THY’den aldığımız bilgilere göre, Crewrest oluşturulurken öncelikle temel içeriklere hızlı ve kolay erişimin sağlanması amaçlandı. İçeriğinde her kabin ekibi üyesine ait, istediği kişileri takip edebileceği bir kullanıcı profili oluşturuldu. Kullanıcıların ilan yayınlayabildikleri, ülke ve şehirler hakkında bilgi ve fotoğraf paylaşımı yapabildikleri ve aynı zamanda çeşitli anketlere de katıldıkları bir site hazırlandı. Katılımcıların gönderileriyle de renklenen site, kullanıcılarının anılarını paylaştığı bir arşiv işlevi de görüyor. Günlük ortalama 200 kişi ağa giriş yaparken, aylık ortalama 6 bin giriş yapılıyor. Bu kadar yüksek sayıda kullanıcının eşzamanlı erişim sağladığı ve geri bildirim verdiği site, THY’ye geliştirmesi gereken konularda daha hızlı harekete geçme imkanı sunuyor.
Toyota iletişimi ciddiye alıyor
TTMS Portal: Bu sayfa üzerinden Toyota çalışanlarının doğum günlerinden çocuğu olanlara dek bir çok bilgi paylaşımı yapılıyor. Yine çalışanlara yönelik birçok aktivite bu portal üzerinden paylaşılıyor. Media Server: Toyota CEO’sunun aylık bayi sesleniş çekimlerinden bayi toplantılarına, şirket toplantılarından çeşitli sosyal aktivitelere kadar birçok video ve resim paylaşımı yapılan ortam sayesinde çalışanlar arasında bilgi akışı hızlı bir şekilde yayılıyor. Sametime: Toyota’nın kurumiçinde online chat platformu olan Sametime, sayesinde çalışanlar zamanı daha etkin kullanıyor.

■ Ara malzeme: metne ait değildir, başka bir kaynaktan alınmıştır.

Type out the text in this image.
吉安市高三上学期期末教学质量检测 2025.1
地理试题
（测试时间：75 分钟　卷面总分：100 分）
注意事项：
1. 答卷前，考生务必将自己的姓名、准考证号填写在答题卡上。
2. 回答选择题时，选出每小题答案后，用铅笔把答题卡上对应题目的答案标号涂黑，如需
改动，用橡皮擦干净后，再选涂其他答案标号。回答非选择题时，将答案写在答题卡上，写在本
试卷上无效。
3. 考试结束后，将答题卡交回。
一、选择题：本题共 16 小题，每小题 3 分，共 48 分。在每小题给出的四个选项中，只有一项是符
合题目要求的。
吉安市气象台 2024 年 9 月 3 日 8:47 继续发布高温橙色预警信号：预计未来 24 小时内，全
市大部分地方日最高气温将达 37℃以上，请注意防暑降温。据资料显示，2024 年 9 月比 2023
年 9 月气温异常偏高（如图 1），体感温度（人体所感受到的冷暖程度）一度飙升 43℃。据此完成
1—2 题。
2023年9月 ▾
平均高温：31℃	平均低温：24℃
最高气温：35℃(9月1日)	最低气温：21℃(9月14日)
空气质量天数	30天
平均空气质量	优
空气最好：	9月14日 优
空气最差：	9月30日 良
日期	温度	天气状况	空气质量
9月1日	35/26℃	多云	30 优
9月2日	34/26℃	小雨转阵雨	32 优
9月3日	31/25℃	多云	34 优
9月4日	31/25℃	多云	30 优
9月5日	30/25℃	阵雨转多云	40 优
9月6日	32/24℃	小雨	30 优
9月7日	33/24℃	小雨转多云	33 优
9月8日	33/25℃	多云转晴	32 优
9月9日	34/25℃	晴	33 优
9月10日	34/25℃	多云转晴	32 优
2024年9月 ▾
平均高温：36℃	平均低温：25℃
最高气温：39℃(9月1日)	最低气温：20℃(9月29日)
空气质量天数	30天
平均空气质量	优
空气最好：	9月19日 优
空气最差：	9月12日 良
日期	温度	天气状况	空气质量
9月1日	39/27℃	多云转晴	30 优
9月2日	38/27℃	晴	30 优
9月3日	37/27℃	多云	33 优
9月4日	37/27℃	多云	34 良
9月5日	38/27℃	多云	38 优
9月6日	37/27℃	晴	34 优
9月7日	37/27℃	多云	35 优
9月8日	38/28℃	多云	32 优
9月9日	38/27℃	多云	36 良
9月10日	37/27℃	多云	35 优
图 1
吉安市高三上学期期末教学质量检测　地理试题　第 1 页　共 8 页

TURKCELL ŞİRKET İÇİ AĞDA İNOVASYON YARATIYOR
YUSUF ÖZER
Turkcell Kurumiçi İletişim Direktörü
İnside isimli sosyal ağyapımızda çalışanlarımızın aynen Facebook’ta olduğu gibi kendilerine ait duvarları ve profilleri var. ilgi duydukları grupların içeriklerini ya da şirket içi kurumsal haberleri duvarlarından takip ediyorlar. Duvarlarına düşen paylaşımlara yorum yapıp beğeni gönderebiliyor ve farklı gruplarla paylaşabiliyorlar. Ayrıca bu platform üzerinde çalışanlarımıza grup kurma olanağı da getirdik. Çalışanlarımızın oluşturduğu sosyal gruplar ile toplam sosyal grup sayısı 78 ve tüm bu gruplara toplam üye sayısı 7 bin 294. Şu anda intranetimizi yaklaşık 12 bin kişi kullanıyor.
Bu ağ sayesinde grup şirketleri çalışanları arasındaki iletişimi de artırdık. Diğer yandan iş süreçlerini sosyalleştirerek verimlilik sağladık. İnsan Kaynakları departmanı tüm açık pozisyonları burada yayınlamaya başladı. Böylece çalışanlar, tüm grup şirketleri içerisindeki açık pozisyonlardan haberdar olabiliyor ve e-posta yerine duvarında gördüğü linkten hemen başvuru yapabiliyorlar. Sosyal ağlar ile şirket içi inovasyona da katkı sağladık. Çalışanların bu platformda fikir paylaşımları yapmalarını sağladık. Paylaşılan fikirler gelen beğeni ve yorumlarla zenginleştiriliyor ve öne çıkan fikirleri hayata geçirmek için aksiyon alıyoruz.